-Bazen kendimizle çok uzun konuşuyoruz. Bazılarının bu tarafı iyi, bunu uzunca yapıyor; bazı kimseler de bundan uzaklaşıyor. Yani kendisiyle konuşmaktan haz etmeyenler var. Siz hangi gruptayım dersiniz?
Bazen yıllarınız geçiyor kendinizle yüzleşmekten çok uzak düşmüş olabiliyorsunuz. Bazı şeyleri kendinizle bile konuşmaya cesaretiniz yok. O iç alanımız Cenâb-ı Hakk’ın çok özel bize tahsis ettiği bir alan; oraya kimse giremez. Orası geniş bir alan ve başkasının manyetik etkisine sahip değil. Kişinin içerideki o özgürlüğü hep bâki kalacak. Buraya dair bir yolculuktan bahsediyoruz…
-Eğer bir kimse kendisini fazla ıskalarsa, ömrü boyunca kendisiyle tanışıp yüzleşmekten imtina ederse bu kimse kendisini unutmaya yüz tutmuş kimse demektir. Artık zamanla kendisini unutuyor. Bu kimsenin kendisiyle başbaşa kalması da vahşet gibi bir şey. Şarkı sözündeki gibi; “Dostlar eve gidince, hava kararınca bu geceler işkence”. Dış dünyayla etkileşim içinize doğru sizi koruyor. İçerisi ile yüzleşmekten kurtuluyorsunuz ve nefes alıyorsunuz adeta. Ama millet gidince kendinizle başbaşa kalıyorsunuz ve işkence hissediyorsanız öyleyse Allah’ın (cc) size bahşettiği fıtrat ile barışık değilsiniz, demektir. Dürüstlüğü oturtamamışsınız demektir. Dolayısıyla kişi kendisiyle yakalanmaktan kurtarabilmek için, dışarıda sürekli her gün eğlence, parti, gezme, dolaşma arar. Onlara göre “Bu sıkıntı verici sondan uzaklaş” parolan bu olacak. Kendini oyalamalısın, bir şeylerle meşgul olmalısın. Vaktini acı çekmeden geçirmişsen, kendinle yüzleşmemişsen ne güzel. “İyi vakit öldürdük.” Bu artık bir parolaya dönüşüyor. Kişinin kendisiyle olan muamelesi aslında o kişinin kalitesi.

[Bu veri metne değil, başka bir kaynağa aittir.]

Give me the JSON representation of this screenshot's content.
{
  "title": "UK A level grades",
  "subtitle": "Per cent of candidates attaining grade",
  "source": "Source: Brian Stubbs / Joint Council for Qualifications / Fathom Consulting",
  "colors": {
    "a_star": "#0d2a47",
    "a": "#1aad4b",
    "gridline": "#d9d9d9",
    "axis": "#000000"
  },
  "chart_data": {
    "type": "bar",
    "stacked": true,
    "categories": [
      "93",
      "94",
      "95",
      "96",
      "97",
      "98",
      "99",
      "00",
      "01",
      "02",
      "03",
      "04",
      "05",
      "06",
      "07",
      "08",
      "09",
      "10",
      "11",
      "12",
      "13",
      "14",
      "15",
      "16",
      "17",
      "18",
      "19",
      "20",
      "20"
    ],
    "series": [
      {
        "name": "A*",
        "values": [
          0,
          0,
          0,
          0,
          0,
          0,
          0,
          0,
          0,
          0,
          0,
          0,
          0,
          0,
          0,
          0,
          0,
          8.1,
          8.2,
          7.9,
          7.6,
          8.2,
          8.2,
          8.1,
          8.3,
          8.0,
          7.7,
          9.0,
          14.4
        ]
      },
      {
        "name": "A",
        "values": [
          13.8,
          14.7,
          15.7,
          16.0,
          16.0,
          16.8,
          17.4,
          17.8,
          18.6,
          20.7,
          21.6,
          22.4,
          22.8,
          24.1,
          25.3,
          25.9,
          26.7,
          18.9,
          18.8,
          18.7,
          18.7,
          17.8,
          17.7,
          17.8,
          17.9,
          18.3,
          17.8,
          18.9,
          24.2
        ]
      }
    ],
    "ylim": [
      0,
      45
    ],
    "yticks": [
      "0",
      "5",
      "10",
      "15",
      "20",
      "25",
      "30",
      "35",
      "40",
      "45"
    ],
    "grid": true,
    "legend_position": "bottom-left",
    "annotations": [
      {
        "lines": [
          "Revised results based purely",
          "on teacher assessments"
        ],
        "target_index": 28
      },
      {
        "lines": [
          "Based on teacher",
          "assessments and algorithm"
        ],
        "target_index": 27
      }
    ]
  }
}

-Fıtratı yaratan ona ölçeğini vermiş. Çünkü eğer fıtratımızda da ölçek yoksa yanlışı doğruyu biz nasıl bileceğiz? Bilemeyiz ki güvenli bir kulpa tutunmamız lazım ki ayağımızı yere sağlam basabilelim.
İçimize dışımızdan daha çok güveniyoruz çünkü içimizi bize dışarıdakiler vermediler. İçimizi bizi kim yarattıysa O verdi bundan adımız gibi eminiz.